Practical Tips for Fractions

Learning to Teach

Doug M. Clarke, Anne Roche, and Annie Mitchell wrote the article, "10 Practical Tips for Making Fractions Come Alive and Make Sense." This is an article that can come in use for both new and seasoned teachers. As new teachers, we do not know everything that is out there. We have not experienced much, and our first couple of years are spent learning what and how we need to teach. Seasoned teachers have experienced a lot. These teachers have their groove and feel that they know best. In a lot of ways they do, however, even seasoned teachers can update their teaching methods. The information that we teach is always changing, why shouldn't the way we teach?

10 Tips

1. Give a greater emphasis to the meaning of fractions than on procedures for manipulating them--We need to not worry about "meeting the standards" as much as we need to worry about whether our students are truly understanding what fractions are, what their purpose is, and how to use them.
2. Develop a generalizable rule for explaining the numerator and denominator of a fraction--We introduce telling students that the denominator represents the "whole" and the numerator is the equal parts that fit in. While this may work for smaller fractions that are less that 1, it does not work for fractions that are larger than 1. Instead, the new definition that is suggested is "In the fraction a/b, b is the name or size of the part (e.g., fifths have this name because 5 equal parts can fill a whole), and a is the number of parts of that name or size. If we have 7/3, the 3 tells the name or size of the parts (thirds) and the 7 tells us that we have 7 of those thirds (or 2 1/3)."
3. Emphasize that fractions are numbers, making extensive use of number lines in representing fractions and decimals--number lines allow students to see all the variations that fractions can take, and see how fractions can compare to decimals and whole numbers.
4. Take opportunities early to focus on improper fractions and equivalences--If students are understanding fractions, they can move on to improper fractions. The students who are struggling can sometimes pick up faster by playing games and watching their classmates.
5. Provide a variety of models to represent fractions--Manipulatives, manipulatives, manipulatives.
6. Link fractions to key benchmarks, and encourage estimation--This helps students to learn residual thinking and understand the meaning behind fractions.
7. Give emphasis to fractions as division--I look at figuring out fractions by division sometimes.
8. Link fractions, decimals, and percents wherever possible--These are in everything: clothes sales, gas prices, etc.
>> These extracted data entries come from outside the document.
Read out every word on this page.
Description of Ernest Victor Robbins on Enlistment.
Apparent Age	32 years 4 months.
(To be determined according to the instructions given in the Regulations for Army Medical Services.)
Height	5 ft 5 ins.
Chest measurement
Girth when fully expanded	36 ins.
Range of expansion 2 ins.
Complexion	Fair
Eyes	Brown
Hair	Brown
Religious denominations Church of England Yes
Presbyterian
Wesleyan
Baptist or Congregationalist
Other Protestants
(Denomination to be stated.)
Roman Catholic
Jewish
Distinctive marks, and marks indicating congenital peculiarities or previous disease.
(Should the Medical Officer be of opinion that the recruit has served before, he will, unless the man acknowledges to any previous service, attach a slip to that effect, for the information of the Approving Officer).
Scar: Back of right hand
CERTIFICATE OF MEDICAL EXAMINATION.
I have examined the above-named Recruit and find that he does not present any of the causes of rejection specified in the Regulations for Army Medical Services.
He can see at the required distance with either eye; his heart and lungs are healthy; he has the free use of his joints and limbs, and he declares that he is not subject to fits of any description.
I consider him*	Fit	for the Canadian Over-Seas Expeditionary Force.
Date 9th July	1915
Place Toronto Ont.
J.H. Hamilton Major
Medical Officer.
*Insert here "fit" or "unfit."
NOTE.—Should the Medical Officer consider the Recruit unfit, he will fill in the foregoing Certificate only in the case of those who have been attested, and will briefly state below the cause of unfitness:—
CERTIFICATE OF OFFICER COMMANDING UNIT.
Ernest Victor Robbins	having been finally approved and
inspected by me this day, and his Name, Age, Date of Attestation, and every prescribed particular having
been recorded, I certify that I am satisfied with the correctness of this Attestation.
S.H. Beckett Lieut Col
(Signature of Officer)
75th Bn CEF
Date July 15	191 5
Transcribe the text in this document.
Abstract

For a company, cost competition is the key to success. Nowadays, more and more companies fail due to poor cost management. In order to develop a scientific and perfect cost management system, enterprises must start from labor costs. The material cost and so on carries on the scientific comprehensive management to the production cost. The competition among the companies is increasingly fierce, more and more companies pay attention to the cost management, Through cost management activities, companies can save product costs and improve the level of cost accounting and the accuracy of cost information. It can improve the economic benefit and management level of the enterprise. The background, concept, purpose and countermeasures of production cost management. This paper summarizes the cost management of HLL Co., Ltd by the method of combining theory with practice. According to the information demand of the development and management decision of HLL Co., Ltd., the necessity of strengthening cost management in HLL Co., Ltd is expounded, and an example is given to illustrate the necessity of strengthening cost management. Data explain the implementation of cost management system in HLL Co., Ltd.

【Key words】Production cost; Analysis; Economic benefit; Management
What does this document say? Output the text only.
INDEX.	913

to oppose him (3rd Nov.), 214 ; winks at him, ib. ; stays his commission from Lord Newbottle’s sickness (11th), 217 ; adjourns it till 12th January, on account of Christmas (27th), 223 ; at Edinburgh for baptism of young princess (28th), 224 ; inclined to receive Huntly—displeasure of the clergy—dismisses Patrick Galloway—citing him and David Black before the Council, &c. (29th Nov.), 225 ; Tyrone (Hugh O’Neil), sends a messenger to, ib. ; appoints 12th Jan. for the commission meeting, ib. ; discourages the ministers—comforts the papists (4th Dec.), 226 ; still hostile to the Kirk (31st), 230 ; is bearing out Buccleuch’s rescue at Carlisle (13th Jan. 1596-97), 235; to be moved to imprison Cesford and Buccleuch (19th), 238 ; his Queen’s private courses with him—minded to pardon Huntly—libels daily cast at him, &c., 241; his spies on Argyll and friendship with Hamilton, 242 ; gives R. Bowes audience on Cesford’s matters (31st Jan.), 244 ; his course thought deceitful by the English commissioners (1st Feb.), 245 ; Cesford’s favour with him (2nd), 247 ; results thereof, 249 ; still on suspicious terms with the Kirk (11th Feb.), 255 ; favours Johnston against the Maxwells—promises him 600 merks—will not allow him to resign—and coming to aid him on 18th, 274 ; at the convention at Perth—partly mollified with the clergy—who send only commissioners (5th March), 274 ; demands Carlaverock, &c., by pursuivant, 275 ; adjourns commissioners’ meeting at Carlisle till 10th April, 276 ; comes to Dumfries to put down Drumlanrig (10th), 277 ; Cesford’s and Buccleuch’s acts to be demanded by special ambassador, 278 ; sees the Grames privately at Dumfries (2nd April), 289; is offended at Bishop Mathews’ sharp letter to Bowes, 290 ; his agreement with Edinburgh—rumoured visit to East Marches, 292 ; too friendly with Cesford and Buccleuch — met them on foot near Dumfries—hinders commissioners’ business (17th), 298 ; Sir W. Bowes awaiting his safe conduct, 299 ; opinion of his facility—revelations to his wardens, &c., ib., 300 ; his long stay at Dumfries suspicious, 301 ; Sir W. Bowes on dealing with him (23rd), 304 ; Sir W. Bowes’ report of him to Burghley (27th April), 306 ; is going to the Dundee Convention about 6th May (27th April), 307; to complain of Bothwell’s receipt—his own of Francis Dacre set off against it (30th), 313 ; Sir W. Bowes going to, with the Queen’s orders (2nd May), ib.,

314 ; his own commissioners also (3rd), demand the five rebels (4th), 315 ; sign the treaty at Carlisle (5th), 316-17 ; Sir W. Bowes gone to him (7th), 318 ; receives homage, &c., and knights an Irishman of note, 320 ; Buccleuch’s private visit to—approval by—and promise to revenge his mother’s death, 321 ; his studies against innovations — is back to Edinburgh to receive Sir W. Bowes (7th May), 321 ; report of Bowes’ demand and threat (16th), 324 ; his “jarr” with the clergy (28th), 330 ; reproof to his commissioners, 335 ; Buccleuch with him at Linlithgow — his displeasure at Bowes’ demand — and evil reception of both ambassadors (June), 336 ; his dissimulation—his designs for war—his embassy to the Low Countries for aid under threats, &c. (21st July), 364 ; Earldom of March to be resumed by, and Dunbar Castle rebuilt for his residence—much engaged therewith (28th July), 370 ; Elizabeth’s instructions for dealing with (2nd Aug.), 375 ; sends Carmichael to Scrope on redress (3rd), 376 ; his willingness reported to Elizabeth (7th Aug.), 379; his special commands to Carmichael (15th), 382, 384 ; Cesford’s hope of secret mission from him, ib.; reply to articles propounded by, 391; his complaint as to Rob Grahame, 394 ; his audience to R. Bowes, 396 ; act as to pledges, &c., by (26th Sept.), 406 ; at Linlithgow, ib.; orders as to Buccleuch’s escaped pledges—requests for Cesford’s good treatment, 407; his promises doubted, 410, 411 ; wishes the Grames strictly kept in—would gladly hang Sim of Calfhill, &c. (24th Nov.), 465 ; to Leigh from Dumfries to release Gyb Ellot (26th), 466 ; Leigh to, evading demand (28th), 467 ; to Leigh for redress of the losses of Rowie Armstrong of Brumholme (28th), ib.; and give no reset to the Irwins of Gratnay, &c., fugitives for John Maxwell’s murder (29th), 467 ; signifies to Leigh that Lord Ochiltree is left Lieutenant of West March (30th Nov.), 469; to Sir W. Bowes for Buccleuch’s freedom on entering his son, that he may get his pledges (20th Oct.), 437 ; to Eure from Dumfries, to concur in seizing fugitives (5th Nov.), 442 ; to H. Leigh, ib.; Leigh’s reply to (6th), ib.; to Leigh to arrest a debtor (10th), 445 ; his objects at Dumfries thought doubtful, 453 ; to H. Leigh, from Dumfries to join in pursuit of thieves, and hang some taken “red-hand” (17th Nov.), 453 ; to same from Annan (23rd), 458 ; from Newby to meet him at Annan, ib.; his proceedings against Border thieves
Linking these items to as much stuff as possible lets kids know that it is something that is important in their life.
9. Take the opportunity to interview several students one on one on the kinds of tasks discussed in this article to gain awareness of their thinking and strategies--Always keep communication open with your students, not only with math strategies (new and old), but with learning strategies for every subject.
10. Look for examples and activities that can engage students in thinking about fractions in particular and rational number ideas in general--Keep it interesting, but, informational.